Tonight I was walking home along Pearl Street with my friend Rajiv who was visiting from Vancouver. In these 5 blocks, Rajiv spit out about 5 ideas for startups. Rajiv will admit to you that he’s the programmer (and a very good one), not the business guy. So he won’t be upset when I tell you that most of his ideas were pretty damn cool things that nobody would ever pay for.
My friends often remark that it seems as if I have at least one startup idea per day. Startup ideas are not hard to come by. I have lots of good ones, and I give them away all the time. Once in a (great) while I hear a great startup idea. I think lots of people forget that this gets you about .001% of the way to building a successful company. Certainly it helps to have a great idea. But I’ve seen a hell of alot of great people take good ideas for startups and turn them into millions. It’s not just the idea: it’s the passion, the vision, the people involved, and the execution.
I recently read an interesting post in the OnStartups blog called “Startup ideas: Are bad ones better than good ones?” The author’s theory is that you want to have lots of bad ideas that you can easily reject rather than those pesky “good” ideas that you should reject but don’t in fear that they might just be great ideas after all. Good ideas are harder to distinguish from great ideas and are therefore dangerous. After all, you might spend 5 years working on one of them before coming up with the conclusion that it was not such a great idea after all.

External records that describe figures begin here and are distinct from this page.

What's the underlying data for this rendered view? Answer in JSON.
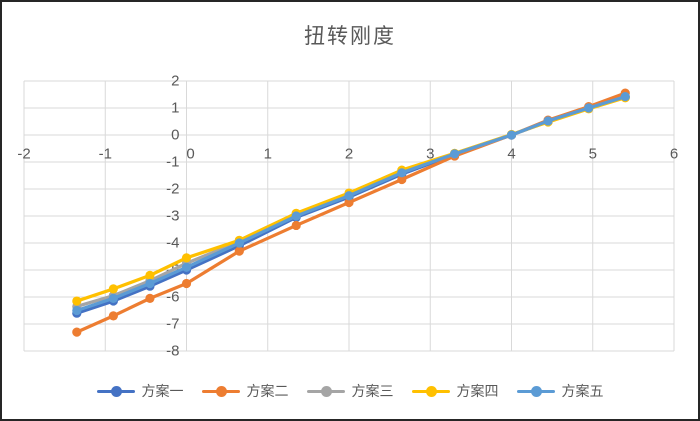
{
  "frame": {
    "background": "#ffffff",
    "border_color": "#262626"
  },
  "chart_data": {
    "type": "line",
    "title": "扭转刚度",
    "title_color": "#595959",
    "axis_label_color": "#595959",
    "gridline_color": "#D9D9D9",
    "grid": true,
    "legend_position": "bottom",
    "xlim": [
      -2,
      6
    ],
    "ylim": [
      -8,
      2
    ],
    "x_ticks": [
      -2,
      -1,
      0,
      1,
      2,
      3,
      4,
      5,
      6
    ],
    "y_ticks": [
      2,
      1,
      0,
      -1,
      -2,
      -3,
      -4,
      -5,
      -6,
      -7,
      -8
    ],
    "x": [
      -1.35,
      -0.9,
      -0.45,
      0,
      0.65,
      1.35,
      2,
      2.65,
      3.3,
      4,
      4.45,
      4.95,
      5.4
    ],
    "series": [
      {
        "id": "plan-1",
        "name": "方案一",
        "color": "#4472C4",
        "values": [
          -6.6,
          -6.15,
          -5.6,
          -5.0,
          -4.1,
          -3.05,
          -2.3,
          -1.45,
          -0.72,
          0,
          0.5,
          1.0,
          1.4
        ]
      },
      {
        "id": "plan-2",
        "name": "方案二",
        "color": "#ED7D31",
        "values": [
          -7.3,
          -6.7,
          -6.05,
          -5.5,
          -4.3,
          -3.35,
          -2.5,
          -1.65,
          -0.78,
          0,
          0.55,
          1.05,
          1.55
        ]
      },
      {
        "id": "plan-3",
        "name": "方案三",
        "color": "#A5A5A5",
        "values": [
          -6.35,
          -5.95,
          -5.4,
          -4.75,
          -3.95,
          -2.95,
          -2.2,
          -1.35,
          -0.7,
          0,
          0.5,
          1.0,
          1.4
        ]
      },
      {
        "id": "plan-4",
        "name": "方案四",
        "color": "#FFC000",
        "values": [
          -6.15,
          -5.7,
          -5.2,
          -4.55,
          -3.9,
          -2.9,
          -2.15,
          -1.3,
          -0.68,
          0.02,
          0.48,
          0.97,
          1.38
        ]
      },
      {
        "id": "plan-5",
        "name": "方案五",
        "color": "#5B9BD5",
        "values": [
          -6.5,
          -6.05,
          -5.5,
          -4.9,
          -4.0,
          -3.0,
          -2.25,
          -1.4,
          -0.7,
          0,
          0.52,
          1.0,
          1.42
        ]
      }
    ]
  }
}
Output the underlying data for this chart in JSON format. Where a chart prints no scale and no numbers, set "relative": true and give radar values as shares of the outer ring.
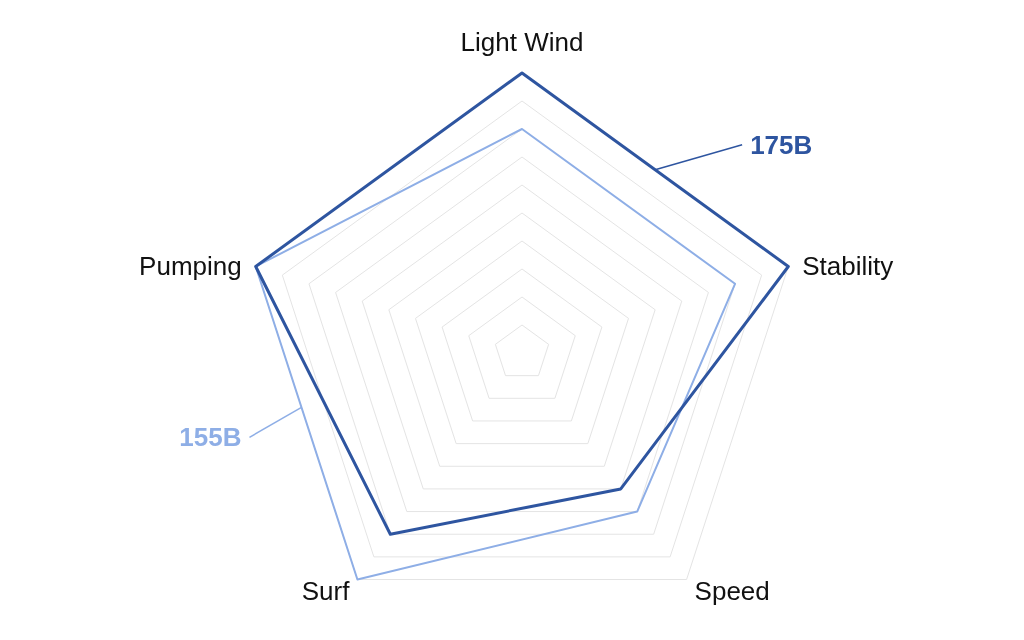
{
  "chart_data": {
    "type": "radar",
    "relative": true,
    "categories": [
      "Light Wind",
      "Stability",
      "Speed",
      "Surf",
      "Pumping"
    ],
    "series": [
      {
        "name": "175B",
        "color": "#2e55a0",
        "values": [
          1.0,
          1.0,
          0.6,
          0.8,
          1.0
        ]
      },
      {
        "name": "155B",
        "color": "#8eaee6",
        "values": [
          0.8,
          0.8,
          0.7,
          1.0,
          1.0
        ]
      }
    ],
    "grid": true
  }
}
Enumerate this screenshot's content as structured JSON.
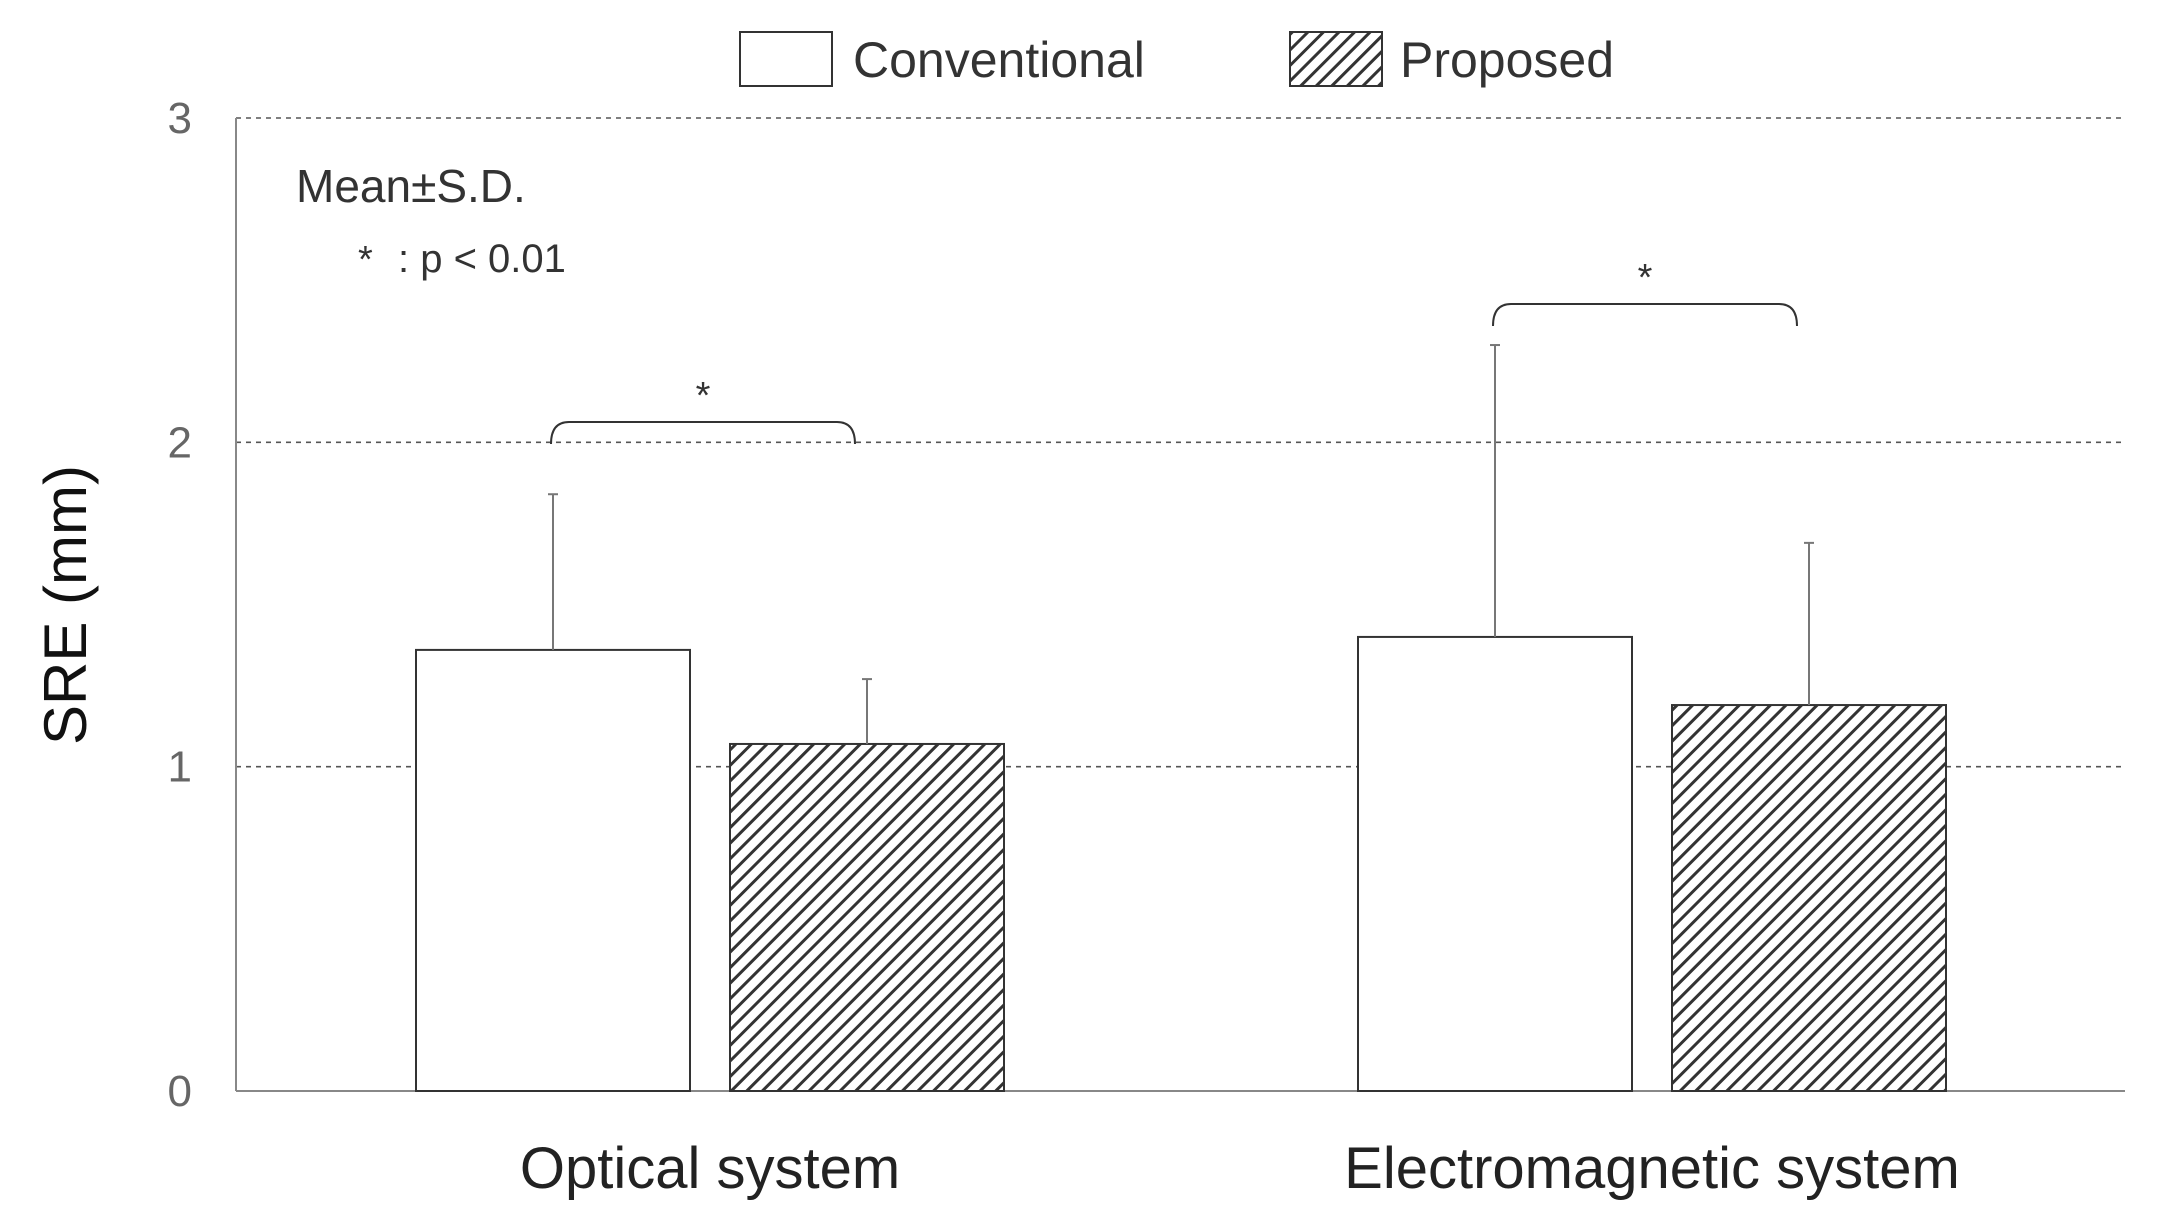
{
  "chart_data": {
    "type": "bar",
    "categories": [
      "Optical system",
      "Electromagnetic system"
    ],
    "series": [
      {
        "name": "Conventional",
        "values": [
          1.36,
          1.4
        ],
        "sd": [
          0.48,
          0.9
        ],
        "fill": "#ffffff",
        "pattern": "none"
      },
      {
        "name": "Proposed",
        "values": [
          1.07,
          1.19
        ],
        "sd": [
          0.2,
          0.5
        ],
        "fill": "#333333",
        "pattern": "diagonal-hatch"
      }
    ],
    "xlabel": "",
    "ylabel": "SRE (mm)",
    "ylim": [
      0,
      3
    ],
    "yticks": [
      "0",
      "1",
      "2",
      "3"
    ],
    "grid": "dashed-horizontal",
    "legend_position": "top-center",
    "annotations": {
      "stats_line1": "Mean±S.D.",
      "stats_line2_star": "*",
      "stats_line2_text": ": p < 0.01",
      "significance": [
        {
          "category": "Optical system",
          "label": "*"
        },
        {
          "category": "Electromagnetic system",
          "label": "*"
        }
      ]
    }
  }
}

So the obvious question is “How can I tell my good ideas from my great ideas?” Well, great ideas tend to have certain attributes. They tend to solve real problems that people already know they have. Often, they take something that you can already do and make it much cheaper, more reliable, or easier to use. Give your good and possibly great startup ideas these simple litmus tests. Of course, beware of false negatives – in some rare cases the very best ideas defy this logic.
So tell us all, what are your good startup ideas? Give them away. I know you won’t share your great ones.